Но проблема была в том, что как раз-таки — могла. Он пожелал, а я — могла. А сердечные муки в договоре прописаны не были.

Я развернулась и побежала наверх по лестнице, к себе в комнату. Не стала захлопывать дверь. На ощупь — было так больно, что потемнело в глазах — добралась до зеркала. Схватилась за раму, подтянулась и провалилась прямо туда, в зеркальную глубь.

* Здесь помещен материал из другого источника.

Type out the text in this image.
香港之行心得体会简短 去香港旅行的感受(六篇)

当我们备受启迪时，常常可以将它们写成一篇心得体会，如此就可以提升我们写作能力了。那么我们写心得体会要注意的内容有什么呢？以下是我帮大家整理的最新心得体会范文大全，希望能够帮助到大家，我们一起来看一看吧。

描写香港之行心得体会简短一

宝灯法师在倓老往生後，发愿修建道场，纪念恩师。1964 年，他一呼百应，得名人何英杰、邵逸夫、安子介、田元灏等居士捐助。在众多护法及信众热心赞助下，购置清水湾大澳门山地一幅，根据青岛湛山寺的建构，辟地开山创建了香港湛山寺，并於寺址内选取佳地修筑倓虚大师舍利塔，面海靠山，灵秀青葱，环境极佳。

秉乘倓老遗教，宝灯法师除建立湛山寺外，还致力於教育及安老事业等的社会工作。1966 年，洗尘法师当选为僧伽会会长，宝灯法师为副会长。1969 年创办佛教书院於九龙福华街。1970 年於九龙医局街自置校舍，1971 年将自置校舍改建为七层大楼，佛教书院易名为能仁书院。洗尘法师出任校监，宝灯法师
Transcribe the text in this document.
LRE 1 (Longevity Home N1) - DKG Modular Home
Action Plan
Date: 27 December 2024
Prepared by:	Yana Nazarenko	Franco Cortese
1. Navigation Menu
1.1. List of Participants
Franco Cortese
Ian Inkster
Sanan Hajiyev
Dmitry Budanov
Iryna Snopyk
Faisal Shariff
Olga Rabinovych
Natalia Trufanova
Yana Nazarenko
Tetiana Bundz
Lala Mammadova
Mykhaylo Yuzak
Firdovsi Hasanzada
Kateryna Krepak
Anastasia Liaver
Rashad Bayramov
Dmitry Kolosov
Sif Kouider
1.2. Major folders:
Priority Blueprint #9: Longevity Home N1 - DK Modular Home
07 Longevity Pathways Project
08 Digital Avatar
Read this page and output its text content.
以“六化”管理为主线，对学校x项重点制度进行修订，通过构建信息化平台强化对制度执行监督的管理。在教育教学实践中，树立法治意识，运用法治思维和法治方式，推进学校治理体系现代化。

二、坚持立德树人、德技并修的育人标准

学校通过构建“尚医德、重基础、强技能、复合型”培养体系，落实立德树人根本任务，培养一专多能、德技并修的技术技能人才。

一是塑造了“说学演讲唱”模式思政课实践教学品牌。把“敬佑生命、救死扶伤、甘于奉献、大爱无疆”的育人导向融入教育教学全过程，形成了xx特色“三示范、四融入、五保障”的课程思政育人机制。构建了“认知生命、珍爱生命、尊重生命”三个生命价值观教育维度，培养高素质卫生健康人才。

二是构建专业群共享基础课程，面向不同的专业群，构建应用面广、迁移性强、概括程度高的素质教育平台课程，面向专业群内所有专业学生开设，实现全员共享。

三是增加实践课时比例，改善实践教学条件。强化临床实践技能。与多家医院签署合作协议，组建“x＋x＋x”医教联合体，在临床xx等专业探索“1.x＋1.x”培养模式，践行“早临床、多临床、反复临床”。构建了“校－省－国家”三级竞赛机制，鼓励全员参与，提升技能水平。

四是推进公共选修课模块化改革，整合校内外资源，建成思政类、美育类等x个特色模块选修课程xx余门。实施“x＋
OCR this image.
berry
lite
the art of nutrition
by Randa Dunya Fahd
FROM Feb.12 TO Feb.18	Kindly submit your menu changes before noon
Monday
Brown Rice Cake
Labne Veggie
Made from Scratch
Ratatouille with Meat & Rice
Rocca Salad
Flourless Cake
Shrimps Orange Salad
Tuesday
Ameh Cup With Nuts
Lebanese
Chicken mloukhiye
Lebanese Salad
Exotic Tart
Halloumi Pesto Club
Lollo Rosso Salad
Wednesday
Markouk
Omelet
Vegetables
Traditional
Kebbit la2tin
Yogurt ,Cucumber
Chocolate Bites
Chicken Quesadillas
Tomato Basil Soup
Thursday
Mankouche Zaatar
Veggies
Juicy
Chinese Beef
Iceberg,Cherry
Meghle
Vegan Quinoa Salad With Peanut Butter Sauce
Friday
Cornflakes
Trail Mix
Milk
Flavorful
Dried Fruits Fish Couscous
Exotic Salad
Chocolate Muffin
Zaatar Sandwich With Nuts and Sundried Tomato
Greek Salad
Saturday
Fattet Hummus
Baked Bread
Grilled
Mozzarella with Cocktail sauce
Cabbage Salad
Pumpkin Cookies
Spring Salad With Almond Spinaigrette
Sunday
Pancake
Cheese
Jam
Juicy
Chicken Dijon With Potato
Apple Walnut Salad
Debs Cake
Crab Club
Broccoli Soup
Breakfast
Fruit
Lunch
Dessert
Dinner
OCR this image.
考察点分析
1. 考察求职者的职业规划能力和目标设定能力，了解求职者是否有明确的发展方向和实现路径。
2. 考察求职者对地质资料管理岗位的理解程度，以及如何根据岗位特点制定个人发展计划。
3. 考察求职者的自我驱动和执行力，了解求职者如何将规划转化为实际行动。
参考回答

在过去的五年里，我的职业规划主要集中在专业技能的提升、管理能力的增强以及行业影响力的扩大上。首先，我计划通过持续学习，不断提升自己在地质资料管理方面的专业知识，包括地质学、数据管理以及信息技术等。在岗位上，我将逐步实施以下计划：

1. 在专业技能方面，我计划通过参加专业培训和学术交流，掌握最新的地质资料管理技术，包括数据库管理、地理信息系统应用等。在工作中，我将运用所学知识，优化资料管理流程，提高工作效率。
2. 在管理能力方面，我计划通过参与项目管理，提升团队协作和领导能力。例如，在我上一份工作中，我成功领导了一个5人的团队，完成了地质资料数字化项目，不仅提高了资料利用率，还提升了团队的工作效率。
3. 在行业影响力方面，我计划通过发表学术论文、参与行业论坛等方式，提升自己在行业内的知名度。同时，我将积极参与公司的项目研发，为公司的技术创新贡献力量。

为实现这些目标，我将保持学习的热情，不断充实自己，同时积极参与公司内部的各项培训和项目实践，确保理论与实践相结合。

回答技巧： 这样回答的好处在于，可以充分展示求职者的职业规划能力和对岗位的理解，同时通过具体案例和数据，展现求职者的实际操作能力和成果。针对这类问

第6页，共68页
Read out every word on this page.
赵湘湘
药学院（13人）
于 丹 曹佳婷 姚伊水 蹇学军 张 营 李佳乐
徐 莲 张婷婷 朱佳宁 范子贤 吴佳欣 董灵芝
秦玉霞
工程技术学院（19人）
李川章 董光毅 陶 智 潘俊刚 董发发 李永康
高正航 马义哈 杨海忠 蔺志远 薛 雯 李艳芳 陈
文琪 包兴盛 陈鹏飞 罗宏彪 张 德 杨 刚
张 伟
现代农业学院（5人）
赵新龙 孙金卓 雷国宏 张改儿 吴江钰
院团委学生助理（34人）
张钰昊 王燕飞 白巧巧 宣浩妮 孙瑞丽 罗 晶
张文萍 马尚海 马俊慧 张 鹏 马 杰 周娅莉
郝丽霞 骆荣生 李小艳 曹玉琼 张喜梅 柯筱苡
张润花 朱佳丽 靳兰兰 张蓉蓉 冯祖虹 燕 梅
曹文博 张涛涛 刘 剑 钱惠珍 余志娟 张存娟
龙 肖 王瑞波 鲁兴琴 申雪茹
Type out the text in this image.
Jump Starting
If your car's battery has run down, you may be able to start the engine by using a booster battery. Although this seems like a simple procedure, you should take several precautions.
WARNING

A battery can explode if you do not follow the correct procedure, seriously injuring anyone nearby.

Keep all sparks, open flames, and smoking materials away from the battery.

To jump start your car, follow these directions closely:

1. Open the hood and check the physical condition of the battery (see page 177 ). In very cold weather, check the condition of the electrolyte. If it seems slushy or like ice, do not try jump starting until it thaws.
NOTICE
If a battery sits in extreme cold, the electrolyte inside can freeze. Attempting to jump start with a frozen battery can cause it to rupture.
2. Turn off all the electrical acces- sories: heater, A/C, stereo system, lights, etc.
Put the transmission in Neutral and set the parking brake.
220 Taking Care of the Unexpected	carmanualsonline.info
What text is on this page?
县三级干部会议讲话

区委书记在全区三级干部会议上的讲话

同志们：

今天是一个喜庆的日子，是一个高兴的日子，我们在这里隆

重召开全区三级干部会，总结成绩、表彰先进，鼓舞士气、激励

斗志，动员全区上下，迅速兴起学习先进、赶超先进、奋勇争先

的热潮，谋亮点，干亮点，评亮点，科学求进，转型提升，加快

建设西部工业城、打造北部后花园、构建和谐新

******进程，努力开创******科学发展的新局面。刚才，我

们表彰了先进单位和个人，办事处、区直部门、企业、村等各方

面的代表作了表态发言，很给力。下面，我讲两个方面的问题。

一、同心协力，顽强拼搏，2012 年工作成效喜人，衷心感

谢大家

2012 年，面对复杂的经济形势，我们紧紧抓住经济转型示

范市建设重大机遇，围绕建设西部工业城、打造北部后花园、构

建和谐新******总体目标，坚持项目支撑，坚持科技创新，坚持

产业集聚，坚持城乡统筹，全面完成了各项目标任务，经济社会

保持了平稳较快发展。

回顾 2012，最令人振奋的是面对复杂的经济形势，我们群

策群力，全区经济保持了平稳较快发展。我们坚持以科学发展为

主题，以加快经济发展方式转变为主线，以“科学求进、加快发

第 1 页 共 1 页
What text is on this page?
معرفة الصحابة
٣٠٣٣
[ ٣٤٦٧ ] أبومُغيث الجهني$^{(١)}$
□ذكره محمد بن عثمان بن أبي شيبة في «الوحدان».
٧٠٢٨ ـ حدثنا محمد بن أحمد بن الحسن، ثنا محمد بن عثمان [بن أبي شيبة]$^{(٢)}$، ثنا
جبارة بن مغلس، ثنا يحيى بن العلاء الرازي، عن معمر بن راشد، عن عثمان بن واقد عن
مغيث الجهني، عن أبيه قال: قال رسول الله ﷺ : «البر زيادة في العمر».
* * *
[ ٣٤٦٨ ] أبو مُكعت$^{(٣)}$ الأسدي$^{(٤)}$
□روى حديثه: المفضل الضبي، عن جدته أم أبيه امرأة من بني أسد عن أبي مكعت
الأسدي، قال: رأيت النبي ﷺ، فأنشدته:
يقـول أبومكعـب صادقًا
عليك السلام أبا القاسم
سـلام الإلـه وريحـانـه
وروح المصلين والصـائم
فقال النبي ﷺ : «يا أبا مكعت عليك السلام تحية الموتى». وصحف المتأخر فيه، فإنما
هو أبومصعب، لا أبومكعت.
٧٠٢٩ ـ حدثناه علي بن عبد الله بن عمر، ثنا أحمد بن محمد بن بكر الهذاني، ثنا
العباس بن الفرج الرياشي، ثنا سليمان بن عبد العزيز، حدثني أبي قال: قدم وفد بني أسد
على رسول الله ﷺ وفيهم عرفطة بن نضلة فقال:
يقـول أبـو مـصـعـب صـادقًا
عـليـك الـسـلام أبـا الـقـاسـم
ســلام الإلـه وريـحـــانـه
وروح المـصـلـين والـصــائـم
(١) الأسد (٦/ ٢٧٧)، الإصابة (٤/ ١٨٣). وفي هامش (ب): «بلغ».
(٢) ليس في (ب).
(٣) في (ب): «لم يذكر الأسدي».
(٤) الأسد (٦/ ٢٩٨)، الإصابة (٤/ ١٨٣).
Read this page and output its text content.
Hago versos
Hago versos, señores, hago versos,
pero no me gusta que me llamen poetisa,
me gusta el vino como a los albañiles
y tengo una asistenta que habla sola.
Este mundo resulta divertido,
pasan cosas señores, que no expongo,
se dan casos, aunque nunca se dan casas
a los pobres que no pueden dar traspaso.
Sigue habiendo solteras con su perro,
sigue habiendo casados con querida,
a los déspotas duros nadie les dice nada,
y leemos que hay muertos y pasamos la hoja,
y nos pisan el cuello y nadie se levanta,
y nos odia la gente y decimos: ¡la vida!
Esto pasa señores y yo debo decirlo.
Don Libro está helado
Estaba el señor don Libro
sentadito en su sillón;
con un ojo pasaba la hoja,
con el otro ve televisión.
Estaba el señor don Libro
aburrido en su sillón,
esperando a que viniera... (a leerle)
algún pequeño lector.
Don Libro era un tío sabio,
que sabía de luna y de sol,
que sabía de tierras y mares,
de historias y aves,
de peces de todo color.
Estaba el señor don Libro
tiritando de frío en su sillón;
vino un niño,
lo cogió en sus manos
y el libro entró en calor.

Мир разорвался. Боль полыхнула, ослепляя. И всё померкло.

Глава 15

Ботаник

Неоновые огни: зелёные, малиновые, жёлтые, белые. Яркие линии и зигзаги. Их отражения пляшут на мокром асфальте. Ветер в лицо. Ветер, выдувающий глаза из глазниц. Заталкивающий дыхание внутрь. Визг сжигаемых тормозов. Вонь горящих от трения покрышек.

И она — чёрная, плещущая. Я лечу в неё, мир летит в неё, как муха в смолу.

Боль. Невыносимая. В каждой клеточке, в каждом мускуле, в каждом суставе. Лёгкие разрывает ядерным взрывом. Мир объят болью, как дом — пожаром.

— Пропустите меня! Там моя дочь! — голос, который я никак не могу узнать, потому что никогда не слышала его вот таким.